In Reinders v. Koppelman, 94 Mo. 338 (7 S. W. 288), it was held that the term “lawful heirs” in a devise does not include heirs by adoption. We should hesitate to approve or follow that proposition to its full extent, as a general rule at least, but when, as in the Morrison case and the case at bar the instrument as a whole indicates that the maker of the will used the words with exclusive reference to heirs of the blood, they should be given effect accordingly.

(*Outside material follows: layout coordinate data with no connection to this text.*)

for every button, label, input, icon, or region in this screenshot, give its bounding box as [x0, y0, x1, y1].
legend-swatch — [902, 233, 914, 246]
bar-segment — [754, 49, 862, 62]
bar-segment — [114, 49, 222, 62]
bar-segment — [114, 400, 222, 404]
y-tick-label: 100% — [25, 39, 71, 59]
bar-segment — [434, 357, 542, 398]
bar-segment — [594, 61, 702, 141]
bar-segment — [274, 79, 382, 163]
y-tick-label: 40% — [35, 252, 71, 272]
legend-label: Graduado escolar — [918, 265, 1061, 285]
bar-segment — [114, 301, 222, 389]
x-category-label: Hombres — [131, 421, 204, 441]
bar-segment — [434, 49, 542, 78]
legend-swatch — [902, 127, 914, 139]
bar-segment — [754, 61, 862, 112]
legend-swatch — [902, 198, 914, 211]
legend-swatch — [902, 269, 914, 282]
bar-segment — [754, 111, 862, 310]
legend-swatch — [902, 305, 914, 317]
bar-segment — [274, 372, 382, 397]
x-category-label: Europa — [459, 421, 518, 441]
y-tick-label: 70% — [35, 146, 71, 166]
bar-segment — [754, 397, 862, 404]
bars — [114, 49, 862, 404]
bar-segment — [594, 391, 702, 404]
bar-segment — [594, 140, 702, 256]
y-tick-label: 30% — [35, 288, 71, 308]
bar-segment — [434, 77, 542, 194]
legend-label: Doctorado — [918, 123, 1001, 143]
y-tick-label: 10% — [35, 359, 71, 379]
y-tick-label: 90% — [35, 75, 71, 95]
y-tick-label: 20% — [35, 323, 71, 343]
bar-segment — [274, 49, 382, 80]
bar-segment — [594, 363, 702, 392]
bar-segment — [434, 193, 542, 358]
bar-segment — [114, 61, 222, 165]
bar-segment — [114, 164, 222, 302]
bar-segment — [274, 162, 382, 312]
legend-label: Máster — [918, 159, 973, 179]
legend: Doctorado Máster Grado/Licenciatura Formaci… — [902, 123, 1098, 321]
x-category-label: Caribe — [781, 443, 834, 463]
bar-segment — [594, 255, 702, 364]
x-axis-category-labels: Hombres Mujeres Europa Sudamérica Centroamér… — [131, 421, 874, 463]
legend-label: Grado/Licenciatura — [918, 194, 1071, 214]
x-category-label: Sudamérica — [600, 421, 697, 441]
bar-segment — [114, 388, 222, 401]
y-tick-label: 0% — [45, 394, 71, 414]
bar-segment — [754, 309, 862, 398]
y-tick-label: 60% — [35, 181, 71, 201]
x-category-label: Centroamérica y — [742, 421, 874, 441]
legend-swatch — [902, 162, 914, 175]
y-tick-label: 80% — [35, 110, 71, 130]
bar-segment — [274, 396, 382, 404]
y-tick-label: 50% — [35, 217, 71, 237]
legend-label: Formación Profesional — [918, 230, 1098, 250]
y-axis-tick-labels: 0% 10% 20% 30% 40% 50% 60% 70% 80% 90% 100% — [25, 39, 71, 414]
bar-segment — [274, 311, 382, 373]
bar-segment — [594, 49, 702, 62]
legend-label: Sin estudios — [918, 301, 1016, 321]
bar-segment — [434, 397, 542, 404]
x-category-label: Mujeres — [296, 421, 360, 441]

Bearing in the same direction is Elliott v. Elliott, 117 Ind. 380 (20 N. E. 264, 10 Am. St. Rep. 54), where a testator devised certain property to a woman whom he called “wife,” but to whom he was not lawfully married for the rise of “herself and my children,” the court construed the words “my children” to apply to his illegitimate children by the woman named, and that his legitimate children by his lawful wife from whom he had separated took nothing. In Bailey v. Bailey, 25 Mich. 185, the court says: “The word ‘heirs’ is not, taken by itself, conclusive as to the persons intended to take.” See, also, Jones v. Lloyd, 33 Ohio St. 572. It is unnecessary to further discuss the facts or the law of the case.

Upon familiar principles to which we have adverted, the will must be construed to give effect to the intent of the testatrix, and we think there is no room for reasonable *12doubt that the testatrix intended to limit her bounty to the appellant to the legacy expressly given her, and that the conclusion announced by the trial court must be affirmed.